Roger Chaffee

Roger Chaffee 

BS aeronautical engineering ’57
Mission: Apollo 1

Roger Chaffee was just 31 years old when he and fellow astronauts Virgil “Gus” Grissom, also a Purdue alumnus, and Ed White were killed during a pre-launch test for the Apollo 1 mission on Jan. 27, 1967.

Roger Chaffee

Roger B. Chaffee

Chaffee had been assigned as a pilot for NASA’s first scheduled three-person spaceflight, but a flash fire during a countdown demonstration test at Kennedy Space Center took the lives of the rookie astronaut and his colleagues.

NASA selected Chaffee as part of its third astronaut group in 1963 and assigned him to serve as capsule communicator (CAPCOM) for the Gemini 3 and Gemini 4 missions. In this role, he relayed information between the crew and NASA’s director of flight operations. During the Gemini 4 mission, in which White became the first American to complete a spacewalk, Chaffee shared CAPCOM duties with fellow Boilermakers Grissom and Eugene Cernan.

Chaffee attended Purdue on a Naval Reserve Officers Training Corps (NROTC) scholarship and completed his naval training after graduating in 1957. In the Navy, he became one of the youngest pilots ever to fly the A3D twin-engine jet photo reconnaissance plane.
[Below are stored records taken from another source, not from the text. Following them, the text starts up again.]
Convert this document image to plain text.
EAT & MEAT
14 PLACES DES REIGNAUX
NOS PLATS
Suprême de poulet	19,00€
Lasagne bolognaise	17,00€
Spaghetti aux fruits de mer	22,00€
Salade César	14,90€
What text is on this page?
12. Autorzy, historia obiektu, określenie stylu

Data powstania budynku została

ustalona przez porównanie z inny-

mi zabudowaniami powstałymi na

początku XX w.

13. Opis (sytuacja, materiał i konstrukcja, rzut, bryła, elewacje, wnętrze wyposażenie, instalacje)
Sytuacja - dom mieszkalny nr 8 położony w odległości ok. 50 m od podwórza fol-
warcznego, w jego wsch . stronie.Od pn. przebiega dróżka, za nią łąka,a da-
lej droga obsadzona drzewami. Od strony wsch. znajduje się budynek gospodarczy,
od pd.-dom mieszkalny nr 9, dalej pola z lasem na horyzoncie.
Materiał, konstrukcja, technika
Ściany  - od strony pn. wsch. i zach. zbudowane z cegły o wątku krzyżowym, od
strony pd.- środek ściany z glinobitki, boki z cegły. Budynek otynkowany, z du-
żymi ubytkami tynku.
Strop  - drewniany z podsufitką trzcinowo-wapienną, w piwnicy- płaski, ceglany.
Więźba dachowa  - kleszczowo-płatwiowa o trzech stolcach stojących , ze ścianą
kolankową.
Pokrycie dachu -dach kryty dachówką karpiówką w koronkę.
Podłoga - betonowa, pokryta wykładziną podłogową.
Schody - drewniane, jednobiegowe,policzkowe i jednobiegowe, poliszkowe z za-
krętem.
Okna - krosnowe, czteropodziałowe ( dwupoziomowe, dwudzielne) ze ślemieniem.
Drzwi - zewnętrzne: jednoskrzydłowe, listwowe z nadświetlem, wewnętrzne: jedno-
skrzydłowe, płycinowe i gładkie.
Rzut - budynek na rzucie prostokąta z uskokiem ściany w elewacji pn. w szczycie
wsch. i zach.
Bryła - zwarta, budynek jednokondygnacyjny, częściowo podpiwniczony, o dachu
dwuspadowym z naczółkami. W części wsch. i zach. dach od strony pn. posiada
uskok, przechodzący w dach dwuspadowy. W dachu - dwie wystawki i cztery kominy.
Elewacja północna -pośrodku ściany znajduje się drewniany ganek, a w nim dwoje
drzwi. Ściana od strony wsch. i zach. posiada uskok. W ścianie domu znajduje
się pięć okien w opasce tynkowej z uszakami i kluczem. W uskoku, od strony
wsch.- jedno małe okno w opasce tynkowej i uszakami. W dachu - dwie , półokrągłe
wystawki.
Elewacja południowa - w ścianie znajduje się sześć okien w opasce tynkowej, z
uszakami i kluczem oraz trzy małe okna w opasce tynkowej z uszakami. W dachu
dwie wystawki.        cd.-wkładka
Between 1960 and 1962 – a period that included the Cuban Missile Crisis – Chaffee flew 82 missions over Cuba and provided critical aerial imagery that documented Soviet missile buildup on the island.

In 1968, Purdue dedicated two engineering buildings to honor fallen astronauts Chaffee and Grissom, both of which are still in operation. Chaffee Hall is a library and office building near Maurice J. Zucrow Laboratories, the jet propulsion center west of Purdue Airport. Among those in attendance at the dedication ceremonies were the astronauts’ widows and parents, fellow Boilermaker astronaut Neil Armstrong, and George Mueller, NASA’s associate administrator for manned space flight, another Purdue graduate.